In Maxima, Neumann function is denoted by bessel_y(n,x). Let us plot $N_0(x)$, $N_1(x)$, $N_3(x)$ altogether using the command
plot2d([bessel_y(0,x),bessel_y(1,x),bessel_y(2,x)],[x,0.5,10]);
We now show that Neumann functions do satisfy Bessel’s differential equation.

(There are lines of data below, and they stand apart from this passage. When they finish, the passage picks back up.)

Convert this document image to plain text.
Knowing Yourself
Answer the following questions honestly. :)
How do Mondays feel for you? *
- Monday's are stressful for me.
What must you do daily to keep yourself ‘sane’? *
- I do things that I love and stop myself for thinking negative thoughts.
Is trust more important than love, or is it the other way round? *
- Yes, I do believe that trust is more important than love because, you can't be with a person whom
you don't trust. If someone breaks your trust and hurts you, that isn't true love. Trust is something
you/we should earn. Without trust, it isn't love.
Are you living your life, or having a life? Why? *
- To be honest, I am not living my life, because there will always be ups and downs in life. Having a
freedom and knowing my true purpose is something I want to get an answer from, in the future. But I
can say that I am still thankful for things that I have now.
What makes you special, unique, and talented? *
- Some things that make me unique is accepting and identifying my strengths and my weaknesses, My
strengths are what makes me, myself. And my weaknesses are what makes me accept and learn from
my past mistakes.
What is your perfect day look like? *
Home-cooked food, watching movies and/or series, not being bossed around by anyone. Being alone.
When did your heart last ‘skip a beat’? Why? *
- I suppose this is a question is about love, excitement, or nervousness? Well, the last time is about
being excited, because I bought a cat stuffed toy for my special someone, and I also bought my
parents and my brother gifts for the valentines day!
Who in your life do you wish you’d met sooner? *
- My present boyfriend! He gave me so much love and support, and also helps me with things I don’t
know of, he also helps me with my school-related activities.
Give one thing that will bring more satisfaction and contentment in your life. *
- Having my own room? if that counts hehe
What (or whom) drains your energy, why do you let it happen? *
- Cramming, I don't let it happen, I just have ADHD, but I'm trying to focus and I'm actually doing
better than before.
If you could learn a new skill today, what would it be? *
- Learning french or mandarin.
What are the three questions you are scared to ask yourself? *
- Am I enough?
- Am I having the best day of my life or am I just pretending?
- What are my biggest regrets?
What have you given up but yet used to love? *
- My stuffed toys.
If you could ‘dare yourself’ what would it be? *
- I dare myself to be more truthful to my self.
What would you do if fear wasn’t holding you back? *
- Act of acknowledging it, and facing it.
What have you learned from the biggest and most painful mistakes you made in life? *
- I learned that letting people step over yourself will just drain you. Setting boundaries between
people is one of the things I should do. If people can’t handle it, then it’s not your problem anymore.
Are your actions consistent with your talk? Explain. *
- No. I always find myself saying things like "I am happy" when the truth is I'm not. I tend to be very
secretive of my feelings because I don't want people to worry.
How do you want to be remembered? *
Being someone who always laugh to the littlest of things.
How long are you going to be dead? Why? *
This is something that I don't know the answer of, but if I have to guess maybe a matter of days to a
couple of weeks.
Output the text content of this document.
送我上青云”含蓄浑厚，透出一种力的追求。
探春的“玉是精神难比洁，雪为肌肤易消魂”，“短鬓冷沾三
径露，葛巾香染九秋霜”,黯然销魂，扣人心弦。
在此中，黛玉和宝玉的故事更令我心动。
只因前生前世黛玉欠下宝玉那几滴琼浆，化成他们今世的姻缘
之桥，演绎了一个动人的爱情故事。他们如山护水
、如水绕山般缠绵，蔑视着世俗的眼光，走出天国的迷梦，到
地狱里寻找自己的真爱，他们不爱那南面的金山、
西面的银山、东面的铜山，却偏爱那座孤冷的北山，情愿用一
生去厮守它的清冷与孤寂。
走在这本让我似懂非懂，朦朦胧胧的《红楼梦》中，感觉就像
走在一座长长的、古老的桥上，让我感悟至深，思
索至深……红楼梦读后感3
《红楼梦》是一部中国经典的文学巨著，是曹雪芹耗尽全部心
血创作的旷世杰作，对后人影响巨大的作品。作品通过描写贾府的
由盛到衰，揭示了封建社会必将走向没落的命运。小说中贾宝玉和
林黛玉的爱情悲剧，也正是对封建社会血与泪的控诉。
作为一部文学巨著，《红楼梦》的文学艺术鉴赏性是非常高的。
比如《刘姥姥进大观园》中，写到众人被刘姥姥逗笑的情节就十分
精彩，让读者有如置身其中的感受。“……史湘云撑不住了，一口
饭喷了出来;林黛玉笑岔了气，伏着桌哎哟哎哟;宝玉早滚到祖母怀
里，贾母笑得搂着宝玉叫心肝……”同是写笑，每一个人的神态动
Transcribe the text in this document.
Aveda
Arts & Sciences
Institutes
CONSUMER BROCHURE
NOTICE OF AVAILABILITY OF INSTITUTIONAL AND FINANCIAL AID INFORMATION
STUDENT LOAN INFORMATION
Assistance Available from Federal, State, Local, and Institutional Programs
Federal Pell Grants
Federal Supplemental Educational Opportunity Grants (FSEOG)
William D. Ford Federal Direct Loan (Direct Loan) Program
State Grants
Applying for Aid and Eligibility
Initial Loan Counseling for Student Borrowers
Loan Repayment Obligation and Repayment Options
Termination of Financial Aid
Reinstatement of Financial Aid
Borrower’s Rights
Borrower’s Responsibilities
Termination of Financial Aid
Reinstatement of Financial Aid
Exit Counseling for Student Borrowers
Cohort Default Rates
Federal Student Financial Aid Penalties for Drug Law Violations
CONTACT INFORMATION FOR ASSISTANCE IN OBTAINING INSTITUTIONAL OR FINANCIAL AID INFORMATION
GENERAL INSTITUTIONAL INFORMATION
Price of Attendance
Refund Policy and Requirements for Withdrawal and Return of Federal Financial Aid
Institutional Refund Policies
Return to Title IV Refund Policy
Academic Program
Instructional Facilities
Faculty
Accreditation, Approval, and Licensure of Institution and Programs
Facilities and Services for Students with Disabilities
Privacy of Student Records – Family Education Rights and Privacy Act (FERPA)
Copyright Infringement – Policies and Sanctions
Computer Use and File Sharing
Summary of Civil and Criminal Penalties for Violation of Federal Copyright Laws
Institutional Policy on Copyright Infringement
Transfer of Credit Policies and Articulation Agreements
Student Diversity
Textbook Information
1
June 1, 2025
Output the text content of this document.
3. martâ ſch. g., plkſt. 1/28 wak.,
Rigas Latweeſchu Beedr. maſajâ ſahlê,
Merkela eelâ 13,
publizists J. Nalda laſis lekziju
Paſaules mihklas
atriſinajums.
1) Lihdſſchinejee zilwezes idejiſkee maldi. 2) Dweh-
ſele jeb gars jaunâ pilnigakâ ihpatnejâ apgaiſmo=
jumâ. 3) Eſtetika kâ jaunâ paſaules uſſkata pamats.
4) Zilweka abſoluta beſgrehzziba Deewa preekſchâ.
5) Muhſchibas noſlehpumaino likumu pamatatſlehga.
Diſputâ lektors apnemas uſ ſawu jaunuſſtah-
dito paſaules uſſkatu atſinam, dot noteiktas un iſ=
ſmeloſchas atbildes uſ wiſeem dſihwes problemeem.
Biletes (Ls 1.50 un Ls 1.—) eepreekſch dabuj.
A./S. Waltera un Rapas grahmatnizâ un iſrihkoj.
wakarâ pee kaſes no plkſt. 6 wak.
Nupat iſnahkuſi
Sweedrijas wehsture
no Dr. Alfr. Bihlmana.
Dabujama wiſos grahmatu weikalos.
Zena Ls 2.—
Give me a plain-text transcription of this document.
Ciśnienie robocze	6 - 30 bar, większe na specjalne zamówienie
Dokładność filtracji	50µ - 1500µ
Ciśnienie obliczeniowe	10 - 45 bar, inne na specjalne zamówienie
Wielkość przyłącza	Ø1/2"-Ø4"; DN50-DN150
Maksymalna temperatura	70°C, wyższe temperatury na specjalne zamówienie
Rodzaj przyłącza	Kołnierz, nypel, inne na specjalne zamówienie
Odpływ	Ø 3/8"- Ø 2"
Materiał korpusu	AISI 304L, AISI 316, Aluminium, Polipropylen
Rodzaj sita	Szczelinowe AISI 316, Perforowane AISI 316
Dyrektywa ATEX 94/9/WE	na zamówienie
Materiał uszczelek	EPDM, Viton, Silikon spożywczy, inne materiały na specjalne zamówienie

Differentiate Bessel’s equation
$$x^2\frac{d^2}{dx^2}J_{\pm\nu}(x)+x\frac{d}{dx}J_{\pm\nu}(x)+(x^2-\nu^2)J_{\pm\nu}(x)=0$$
with respect to $\nu$. (Here of course we are assuming that $\nu$ is a continuous variable.) Then we obtain the following equations:
\begin{align*}
x^2\frac{d^2}{dx^2}\frac{\partial J_\nu(x)}{\partial\nu}+x\frac{d}{dx}\frac{\partial J_\nu(x)}{\partial\nu}+(x^2-\nu^2)\frac{\partial J_\nu(x)}{\partial\nu}=2\nu J_\nu(x)\ \ \ \ \ \mbox{(1)}\\
x^2\frac{d^2}{dx^2}\frac{\partial J_{-\nu(x)}}{\partial\nu}+x\frac{d}{dx}\frac{\partial J_{-\nu(x)}}{\partial\nu}+(x^2-\nu^2)\frac{\partial J_{-\nu(x)}}{\partial\nu}=2\nu J_\nu(x)\ \ \ \ \ \mbox{(2)}
\end{align*}
Subtract $\frac{1}{\pi}(-1)^n$ times (2) from $\frac{1}{\pi}$ times (1) and then take the limit of the resulting equation as $\nu\to n$. Then we see that $N_n$ satisfies the Bessel’s differential equation
$$x^2\frac{d^2}{dx^2}N_n(x)+x\frac{d}{dx}N_n(x)+(x^2-n^2)N_n(x)=0.$$
The general solution of Bessel’s differential equation is given by
$$y_n(x)=AJ_n(x)+BN_n(x).$$